A Quick Drive and These Conversation Techniques Can Get Kids to Open Up About Their Lives
Psychologist Dr. Laura Markham knows what works better than "How was your day?" Real conversation in 30 minutes or less, guaranteed.
If you really want to know how a kid’s day was, don’t ask when they get home. Ask when they’re still in the family car. Why? As clinical psychologist Dr. Laura Markham explains, getting information out of kids is easier when questions are posed in an unexpected (and confined) context. Though car conversations have become something of a cultural norm over the years, a crossover can still wrongfoot a reluctant sharer. Whether they’re in the front or back, kids in cars have nowhere to go and no habits to hide behind. They don’t have to answer, but they tend to do so anyway–maybe because eye contact is impossible and that makes everything a bit easier.
Still, none of that matters if the first question is, “How was your day?” Parents who follow that line of questioning can expect a dismissive “fine” followed by a long pause. It’s just too broad a topic. Markham says specificity is key.

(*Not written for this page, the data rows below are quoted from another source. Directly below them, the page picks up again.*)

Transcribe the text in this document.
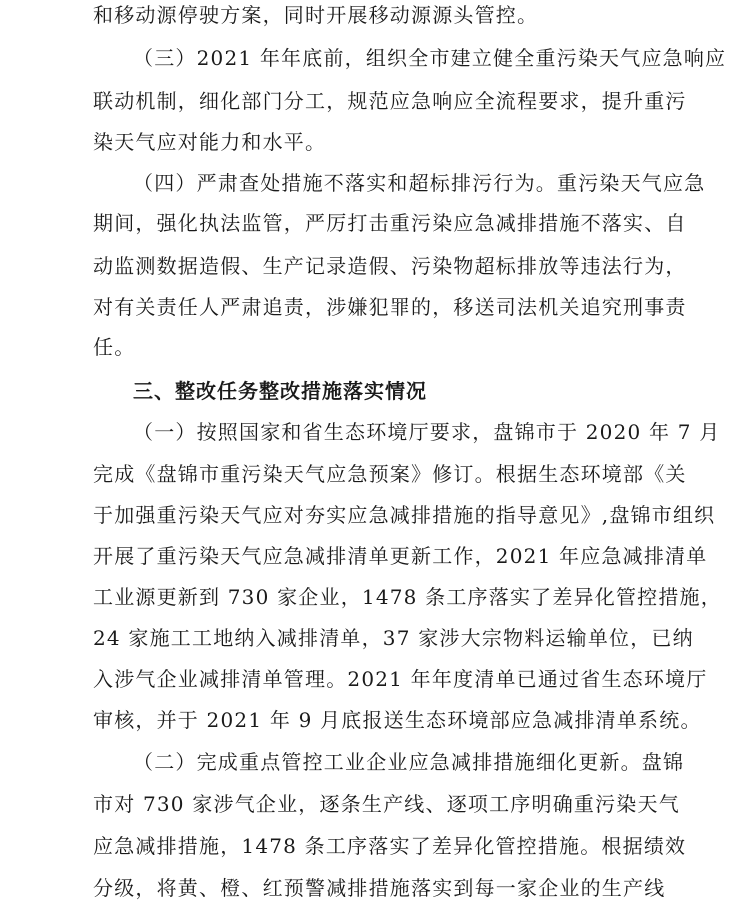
和移动源停驶方案，同时开展移动源源头管控。
（三）2021 年年底前，组织全市建立健全重污染天气应急响应
联动机制，细化部门分工，规范应急响应全流程要求，提升重污
染天气应对能力和水平。
（四）严肃查处措施不落实和超标排污行为。重污染天气应急
期间，强化执法监管，严厉打击重污染应急减排措施不落实、自
动监测数据造假、生产记录造假、污染物超标排放等违法行为，
对有关责任人严肃追责，涉嫌犯罪的，移送司法机关追究刑事责
任。
三、整改任务整改措施落实情况
（一）按照国家和省生态环境厅要求，盘锦市于 2020 年 7 月
完成《盘锦市重污染天气应急预案》修订。根据生态环境部《关
于加强重污染天气应对夯实应急减排措施的指导意见》,盘锦市组织
开展了重污染天气应急减排清单更新工作，2021 年应急减排清单
工业源更新到 730 家企业，1478 条工序落实了差异化管控措施，
24 家施工工地纳入减排清单，37 家涉大宗物料运输单位，已纳
入涉气企业减排清单管理。2021 年年度清单已通过省生态环境厅
审核，并于 2021 年 9 月底报送生态环境部应急减排清单系统。
（二）完成重点管控工业企业应急减排措施细化更新。盘锦
市对 730 家涉气企业，逐条生产线、逐项工序明确重污染天气
应急减排措施，1478 条工序落实了差异化管控措施。根据绩效
分级，将黄、橙、红预警减排措施落实到每一家企业的生产线
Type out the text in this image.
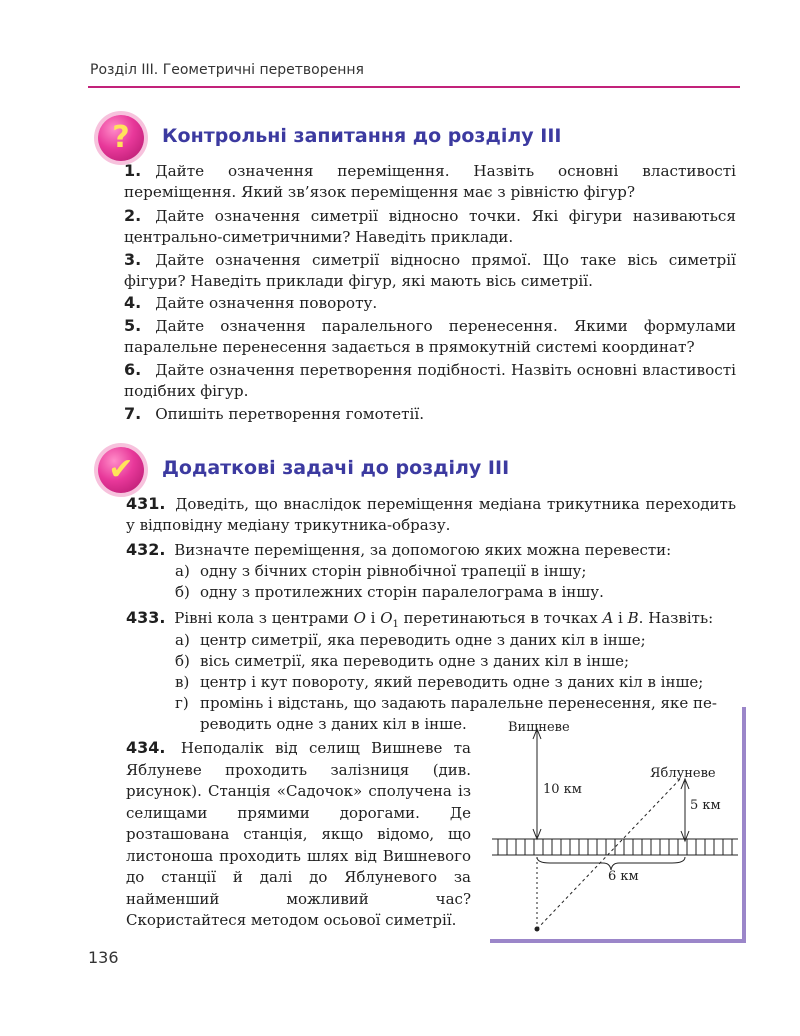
Розділ ІІІ. Геометричні перетворення
?	Контрольні запитання до розділу ІІІ
1. Дайте означення переміщення. Назвіть основні властивості переміщення. Який зв’язок переміщення має з рівністю фігур?
2. Дайте означення симетрії відносно точки. Які фігури називаються центрально-симетричними? Наведіть приклади.
3. Дайте означення симетрії відносно прямої. Що таке вісь симетрії фігури? Наведіть приклади фігур, які мають вісь симетрії.
4. Дайте означення повороту.
5. Дайте означення паралельного перенесення. Якими формулами паралельне перенесення задається в прямокутній системі координат?
6. Дайте означення перетворення подібності. Назвіть основні властивості подібних фігур.
7. Опишіть перетворення гомотетії.
✔	Додаткові задачі до розділу ІІІ
431. Доведіть, що внаслідок переміщення медіана трикутника переходить у відповідну медіану трикутника-образу.
432. Визначте переміщення, за допомогою яких можна перевести:
а) одну з бічних сторін рівнобічної трапеції в іншу;
б) одну з протилежних сторін паралелограма в іншу.
433. Рівні кола з центрами O і $O_1$ перетинаються в точках A і B. Назвіть:
а) центр симетрії, яка переводить одне з даних кіл в інше;
б) вісь симетрії, яка переводить одне з даних кіл в інше;
в) центр і кут повороту, який переводить одне з даних кіл в інше;
г) промінь і відстань, що задають паралельне перенесення, яке пе-
реводить одне з даних кіл в інше.
434. Неподалік від селищ Вишневе та Яблуневе проходить залізниця (див. рисунок). Станція «Садочок» сполучена із селищами прямими дорогами. Де розташована станція, якщо відомо, що листоноша проходить шлях від Вишневого до станції й далі до Яблуневого за найменший можливий час? Скористайтеся методом осьової симетрії.
Вишневе
Яблуневе
10 км
5 км
6 км
136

“Once in the car, ask for the highlights of the day with a focused question. That helps your child hone in on something to tell you about. Otherwise, too many things happened in the course of their day for them to sift through and choose one,” she says.
“What was the best thing that happened at school today?” leads to a conversation about an event that can spiral into a broader conversation about school dynamics. “Who did you sit with at lunch?” provides an opportunity to talk about social interactions without going straight there. “What’s your favorite camp activity?” invites a discussion of passions. In all cases, the key is to flank the child emotionally.
And if those don’t work, Markham suggests something along the lines of “Did you have a substitute teacher again today?” It’s an innocuous yes-or-no question, but it gets a conversation going. It’s a trojan horse. Some kids will see that move coming and get annoyed by even a gentle interrogation, but resistance can be met with deeper listening. Enough scraps make a meal.
“If your child isn’t open to talking, make an observation about what they told you, and wonder aloud about it: ‘You look tired. I wonder if school wore you out today.’ ‘That sounds like a tough situation. I wonder what you could do now. I wonder if there’s some way to make this better.’”
After prioritizing and listening, Markham says the final key to an engaging drive-time conversation is checking your tone. Overreacting or lecturing kids is like pressing a big, red conversational self-destruct button.“Your child does not want you to solve their problem,” Markham explains. “That makes them feel incompetent.” Your child may be very upset about something that you think is an overreaction. Take their feelings seriously and commiserate, and they’ll be more likely to keep opening up to you.”
What kids really want, says Markham, is for parents to echo their feelings.
“Acknowledge their words by repeating them and acknowledge the emotions they are expressing by resonating in your response,” she says. “If your child says, ‘I hate that teacher,’ you don’t have to agree. Instead say, ‘It sounds like you’re pretty mad at Ms. Jones.’”
It’s not about injecting yourself into your child’s day, problem, or story, it’s about taking their energy and guiding them towards helpful conclusions. Car conversations are like Judo; they just require more concentration. Staying distraction-free and listening intently are always important, but for Markham, the biggest inhibitor to kids opening up in conversation is parents who try to solve all their problems.
These techniques also work outside the context of daily routines like school drop-offs, for example, following a big event like the return trip home from a first sleepover or month at sleepaway camp. They just take a little bit more work.
“What matters is re-establishing the connection that was not operating while you were apart. No child wants to feel like you’re grilling them,” Markham says. “What they want is to feel like you love them, are glad to see them, and are understanding when they do choose to share something.”